Our study demonstrates how experiences of racism, even if not perceived and self-reported as overt discrimination, may manifest in impacts on the stress coping associated with physiological manifestations. Recognizing systemic racism as deeply embedded in societal structures—not merely the product of individual actions or discriminatory experiences—allows us to reframe the issue from what some may consider as blame to one of collective action. Each of us can play a role in dismantling these systemic barriers by educating ourselves, advocating for equitable policies, supporting community initiatives, and integrating equity-centered approaches in research and practice. Through such shared efforts, we can contribute to reducing the toxic stress and health disparities that disproportionately impact marginalized populations. At the policy level, actions may include critically examining and reforming institutional policies or research practices that perpetuate inequities and advocating for equitable resource allocation and amplifying the leadership and voices of marginalized communities at local, state, and national levels. At the community level, this may involve engaging community partnerships in all aspects of work and ensuring that the voices of those represented are involved in all steps of the processes for projects and interventions. At the interpersonal level, this may include the incorporation of trauma-informed practices and care. For researchers seeking to advance this area of work, our study demonstrates both a feasible approach to community-engaged research that aims to integrate biological constructs and mechanistic explorations, while also suggesting that future work should aim to develop programs and interventions to support Black women in off-setting stress burden and optimizing coping in the face of stress and responsibilities.

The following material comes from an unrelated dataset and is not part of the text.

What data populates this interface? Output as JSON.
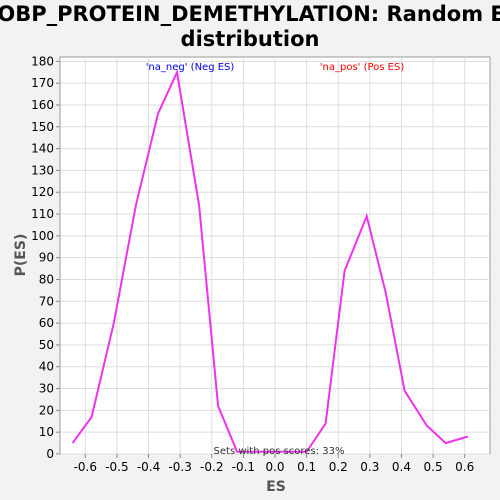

The FAITH! HH+ ancillary study aims will take the next steps toward actionable strategies to improve community health. As a CBPR initiative, the overarching FAITH! program approach extends beyond community-led biospecimen collection to include structured processes for data sharing and co-interpretation with community partners, ensuring that findings are contextualized and aligned with community priorities. Insights from this study directly inform the iterative development and evaluation of culturally tailored interventions, most notably the FAITH! App, a mobile lifestyle intervention shown to improve cardiovascular health metrics among African American adults and currently undergoing continued community-informed optimization [30,72]. In addition, FAITH! is implementing educational strategies that address the psychosocial impacts of structural racism and chronic stress [35], including social support [73], faith-based health messaging [74], and interventions to simultaneously improve digital health literacy as well as cardiovascular and mental health outcomes [75]. Collectively, these efforts represent a deliberate shift from observational research toward the cocreation of actionable, community-centered solutions that support sustained improvements in population health outcomes.

Conclusions

Our study demonstrates that the measurement of CDR through participant biospecimen collection is feasible within a community-based study of community-dwelling African Americans. Potential challenges to overcome in future research include providing enhanced resources to support participant biospecimen collection. Our study findings suggest that CDR is a potentially feasible measure of chronic stress physiological burden (eg, toxic stress), given the association between subjective (participant-reported) and objective (geospatial) measures of exposure to psychosocial and socioeconomic stress and lower diurnal cortisol in African American women. Taken together, our study provides evidence that the collection of multimodal (survey, environmental, and physiologic) data in community-engaged research is necessary to investigate the impact of racism at the individual, interpersonal, and structural levels. Further, CDR may serve as a biomarker in community-based studies aiming to assess the effectiveness of multilevel interventions or strategies at a physiologic and mechanistic level in historically marginalized communities most impacted by health disparities.